S.O.S! (SAVE ON SOUP)
Take one parsnip, two celery sticks, half a swede and two carrots and what do you have? According to my nearest supermarket, you have ‘‘pre-packed soup mix’’ with a bonus bit of plastic food wrap and a polystyrene tray! Come again? I understand that people who live alone might like to buy (and eat) veges in small quantities, but that’s bad value, with unnecessary rubbish. And where’s the onion? Who makes soup without chopped onion?
One of the advantages of vege growing is that, even when it seems like there’s nothing to harvest, there’s always enough for a hearty soup. I finely chop whatever I have at hand (at the moment that means lots of parsley in every pot).
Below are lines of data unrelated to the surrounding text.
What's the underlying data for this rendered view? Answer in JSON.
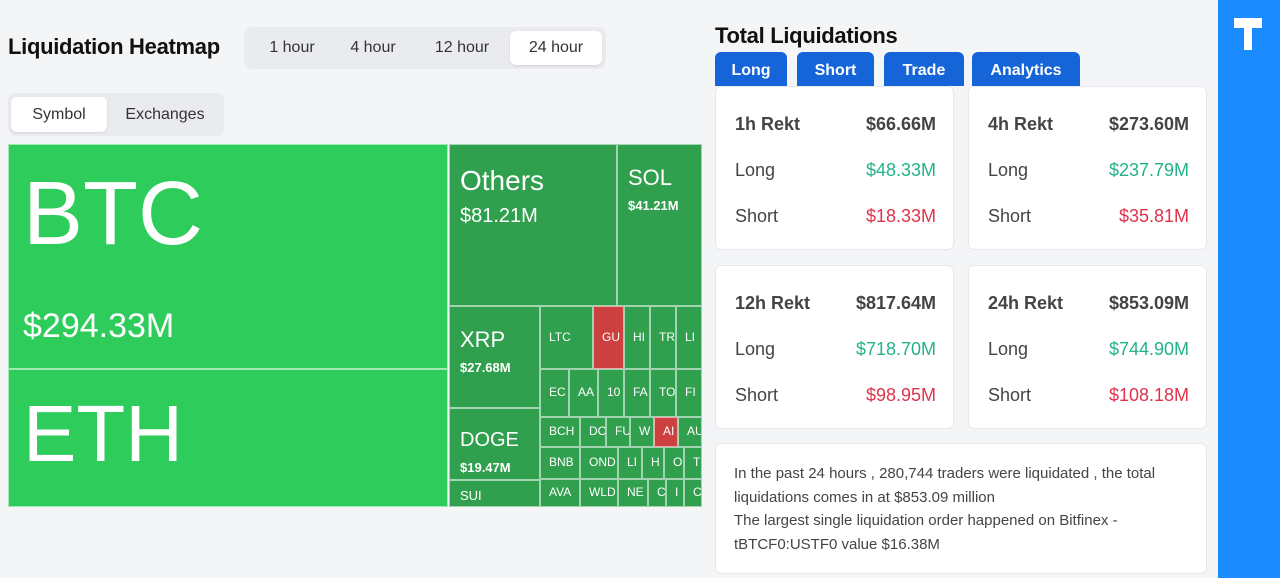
{
  "heatmap": {
    "title": "Liquidation Heatmap",
    "timeframes": [
      "1 hour",
      "4 hour",
      "12 hour",
      "24 hour"
    ],
    "tabs": [
      "Symbol",
      "Exchanges"
    ],
    "tiles": [
      {
        "label": "BTC",
        "value": "$294.33M"
      },
      {
        "label": "ETH"
      },
      {
        "label": "Others",
        "value": "$81.21M"
      },
      {
        "label": "SOL",
        "value": "$41.21M"
      },
      {
        "label": "XRP",
        "value": "$27.68M"
      },
      {
        "label": "DOGE",
        "value": "$19.47M"
      },
      {
        "label": "SUI"
      },
      {
        "label": "LTC"
      },
      {
        "label": "GU"
      },
      {
        "label": "HI"
      },
      {
        "label": "TR"
      },
      {
        "label": "LI"
      },
      {
        "label": "EC"
      },
      {
        "label": "AA"
      },
      {
        "label": "10"
      },
      {
        "label": "FA"
      },
      {
        "label": "TO"
      },
      {
        "label": "FI"
      },
      {
        "label": "BCH"
      },
      {
        "label": "DO"
      },
      {
        "label": "FU"
      },
      {
        "label": "W"
      },
      {
        "label": "AI"
      },
      {
        "label": "AU"
      },
      {
        "label": "BNB"
      },
      {
        "label": "OND"
      },
      {
        "label": "LI"
      },
      {
        "label": "H"
      },
      {
        "label": "O"
      },
      {
        "label": "T"
      },
      {
        "label": "AVA"
      },
      {
        "label": "WLD"
      },
      {
        "label": "NE"
      },
      {
        "label": "C"
      },
      {
        "label": "I"
      },
      {
        "label": "C"
      }
    ]
  },
  "liquidations": {
    "title": "Total Liquidations",
    "tabs": [
      "Long",
      "Short",
      "Trade",
      "Analytics"
    ],
    "cards": [
      {
        "label": "1h Rekt",
        "total": "$66.66M",
        "long_label": "Long",
        "long": "$48.33M",
        "short_label": "Short",
        "short": "$18.33M"
      },
      {
        "label": "4h Rekt",
        "total": "$273.60M",
        "long_label": "Long",
        "long": "$237.79M",
        "short_label": "Short",
        "short": "$35.81M"
      },
      {
        "label": "12h Rekt",
        "total": "$817.64M",
        "long_label": "Long",
        "long": "$718.70M",
        "short_label": "Short",
        "short": "$98.95M"
      },
      {
        "label": "24h Rekt",
        "total": "$853.09M",
        "long_label": "Long",
        "long": "$744.90M",
        "short_label": "Short",
        "short": "$108.18M"
      }
    ],
    "summary": [
      "In the past 24 hours , 280,744 traders were liquidated , the total liquidations comes in at $853.09 million",
      "The largest single liquidation order happened on Bitfinex - tBTCF0:USTF0 value $16.38M"
    ]
  }
}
Kale, which I still find intolerable raw in salads, adds nutrition while my current glut of celeriac means I don’t need to buy celery (lucky, because I don’t have any in my garden). Save the green parts of leeks to make vege stock and the skinny cloves from garlic seed bulbs (see over the page). Incidentally, sow peas now for pea and ham soup. Sow as thick as microgreens, and harvest by the clump to throw into soups just before serving.
CHECK STORED SPUDS, ONIONS & PUMPKINS
The old adage that one bad apple spoils the lot is also true of stored vegetable crops such as potatoes and onions. Once rot sets in, the spores spread rapidly and can ruin everything you have in storage, especially if the first tuber or bulb to disintegrate is out of sight at the bottom of the box. I went through my onions (pictured) this week and quite a few felt slightly soft, so we ate them before they went to waste.
PUT A STOP TO RODENT RAIDS
You can hardly blame them, but rats and mice are no fools when it comes to winter foraging. I’ve been trying to grow apricot and plum trees from their shelled pits and this week a mouse found my seed tray and carefully dug up every single kernel. If you have a garden shed, they will find a way in then eat anything in sight, from seeds to nuts, pumpkins and cheese helpfully spiked on a small trap. Lay bait now in pet-proof bait traps. I also keep my seed packets, open and unopened, inside a metal lock-box that they can’t get their paws into. It was an investment that has paid off.
DIG HOLES TO PLANT NEW FRUIT TREES
One of my favourite old pieces of gardening advice is to ‘‘dig the holes before you buy trees’’. I mean, who does that? Who among us has never succumbed to a spot of impulse shopping, especially on the fruit tree front? But if you do know what you want – and where it’s going to go – then start digging big holes now because new season’s fruit trees are starting to arrive in garden centres now.